Desired outcome - to query only the words pulled from the image and not all the meta data about where the bounding boxes and vertices of the words are (it's like 99% of the response and comes out to be about 250k which is a huge waste when all I want are just the words)
const vision = require('@google-cloud/vision');
const client = new vision.ImageAnnotatorClient();
// Performs label detection on the image file
client
.documentTextDetection('../assets/images_to_ocr/IMG_0942-min.jpg')
.then(results => {
console.log('result:', result);
})
.catch(err => {
console.error('ERROR:', err);
});
For now, the Google Cloud Vision client library for nodeJS does not have an option for requesting partial responses like the ones you are asking.

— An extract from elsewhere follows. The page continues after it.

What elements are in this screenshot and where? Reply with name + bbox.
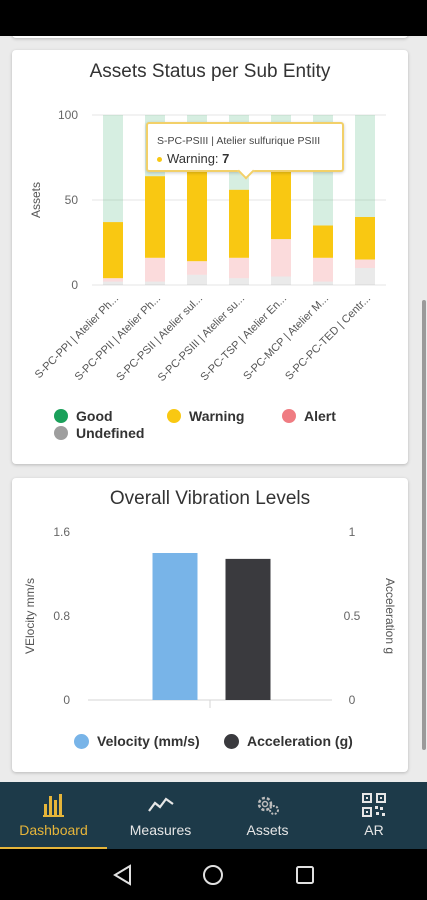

Anyway, if you just want to show the text and not any of the other metadata, you can filter the response like this:
const fullTextAnnotation = results[0].fullTextAnnotation;
console.log(`Full text: ${fullTextAnnotation.text}`);
You will get the full response in 'fullTextAnnotation', then you can get fullTextAnnotation.text to get only the text with ‘\n’ characters to separate the text blocks, without any metadata.
In case you are interested in using something else instead of nodeJS, the Java client library has the setFields() method for the Annotate class and also from the API Explorer you can use a partial fields mask to see the effect.